K. Lisa Yang Brain-Body Center
The K. Lisa Yang Brain-Body Center creates novel tools to explore the multidirectional, multilevel interplay between the brain and other body organ systems with the goal of advancing therapies and predictive diagnostics to achieve healthy minds in healthy bodies.
Our Approach
The inextricable link between our brains and our bodies continues to gain recognition among researchers and clinicians in recent years. Studies have shown that the brain-body pathway is multidirectional—meaning that our mental state can influence our physical health in many ways and vice versa. But exactly how they interact is less clear.
The Yang Brain-Body Center draws on MIT’s collaborative, interdisciplinary life sciences and engineering community to focus on the complex conditions and diseases that result from brain-body interactions. The center’s researchers investigate the biological mechanisms underlying these interactions with the goal of unearthing knowledge that can lead to promising therapeutics to restore optimum function in both the nervous system and peripheral organ systems.

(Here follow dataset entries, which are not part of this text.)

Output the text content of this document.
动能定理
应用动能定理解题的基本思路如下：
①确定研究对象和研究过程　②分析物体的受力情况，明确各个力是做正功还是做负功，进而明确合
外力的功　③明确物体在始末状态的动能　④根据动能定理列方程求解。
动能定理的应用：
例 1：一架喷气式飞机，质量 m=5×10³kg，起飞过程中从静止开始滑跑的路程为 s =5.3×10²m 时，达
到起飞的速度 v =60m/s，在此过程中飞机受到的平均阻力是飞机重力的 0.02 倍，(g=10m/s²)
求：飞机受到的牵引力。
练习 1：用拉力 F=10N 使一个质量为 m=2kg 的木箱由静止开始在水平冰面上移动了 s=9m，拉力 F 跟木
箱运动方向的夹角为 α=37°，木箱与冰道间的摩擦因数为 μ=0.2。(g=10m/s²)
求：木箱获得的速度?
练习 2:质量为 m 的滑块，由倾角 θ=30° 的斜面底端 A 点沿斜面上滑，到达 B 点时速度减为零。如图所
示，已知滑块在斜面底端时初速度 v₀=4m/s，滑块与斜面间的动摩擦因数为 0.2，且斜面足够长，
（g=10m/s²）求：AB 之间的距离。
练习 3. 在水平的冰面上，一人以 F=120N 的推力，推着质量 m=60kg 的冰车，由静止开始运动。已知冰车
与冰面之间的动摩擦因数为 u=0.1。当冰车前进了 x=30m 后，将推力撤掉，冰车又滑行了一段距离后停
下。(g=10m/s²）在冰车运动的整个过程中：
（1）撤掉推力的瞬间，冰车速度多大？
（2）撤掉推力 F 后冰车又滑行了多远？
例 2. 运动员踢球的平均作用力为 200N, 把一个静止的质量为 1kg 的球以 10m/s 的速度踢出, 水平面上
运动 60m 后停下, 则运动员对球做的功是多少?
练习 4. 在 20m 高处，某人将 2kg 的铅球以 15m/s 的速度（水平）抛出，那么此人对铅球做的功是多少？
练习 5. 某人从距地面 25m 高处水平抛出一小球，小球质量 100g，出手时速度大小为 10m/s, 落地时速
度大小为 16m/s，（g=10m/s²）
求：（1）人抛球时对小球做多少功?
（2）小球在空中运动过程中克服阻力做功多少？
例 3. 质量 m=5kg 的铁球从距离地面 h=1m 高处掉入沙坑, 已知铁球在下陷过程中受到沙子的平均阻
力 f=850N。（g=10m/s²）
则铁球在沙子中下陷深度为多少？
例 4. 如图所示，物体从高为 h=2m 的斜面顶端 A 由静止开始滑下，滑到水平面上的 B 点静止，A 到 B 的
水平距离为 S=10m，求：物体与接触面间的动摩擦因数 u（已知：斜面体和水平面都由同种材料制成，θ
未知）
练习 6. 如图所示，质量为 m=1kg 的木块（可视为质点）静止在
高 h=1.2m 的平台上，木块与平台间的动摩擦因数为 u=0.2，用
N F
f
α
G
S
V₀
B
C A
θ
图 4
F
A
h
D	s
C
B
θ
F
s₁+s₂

The center collaborates closely with the K. Lisa Yang Brain Body Center at Harvard, creating a cross-institutional effort to uncover the mechanisms linking the brain and body and accelerate the development of new therapeutic strategies.
Director
Our Research
Center researchers are advancing new tools and biological insights to uncover how communication between the brain and body shapes health, aging, and behavior— and how these interactions can be harnessed to develop novel therapies and diagnostic methods.
Gut-Brain
Gastrointestinal problems are common in autism, Parkinson’s, depression, and anxiety. Center researchers are developing advanced technologies, imaging, and computational methods to study gut-brain communication, uncover mechanisms, and create new treatments for complex disorders.
Aging
Center researchers are pioneering molecular techniques to restore cellular homeostasis, the equilibrium within cells. A recent advancement showed that prompting the liver to generate signals normally produced by the thymus can restore T-cell populations that decline with age.
Brain-Autonomic Nervous System
In 2024, center scientists showed that activating the brain’s pain-suppressing circuits produced a powerful placebo-driven reduction in pain. They continue studying the balance between sympathetic and parasympathetic systems, how pain affects these interactions, and how autonomic responses modulate.
Interoception
The intestines are a major source of interoceptive signals, yet gut-brain communication has often been studied only at the molecular level. Researchers are using advanced imaging and rodent models to map gut signaling, link it to brain-wide activity, and trace pathways from gut to brain.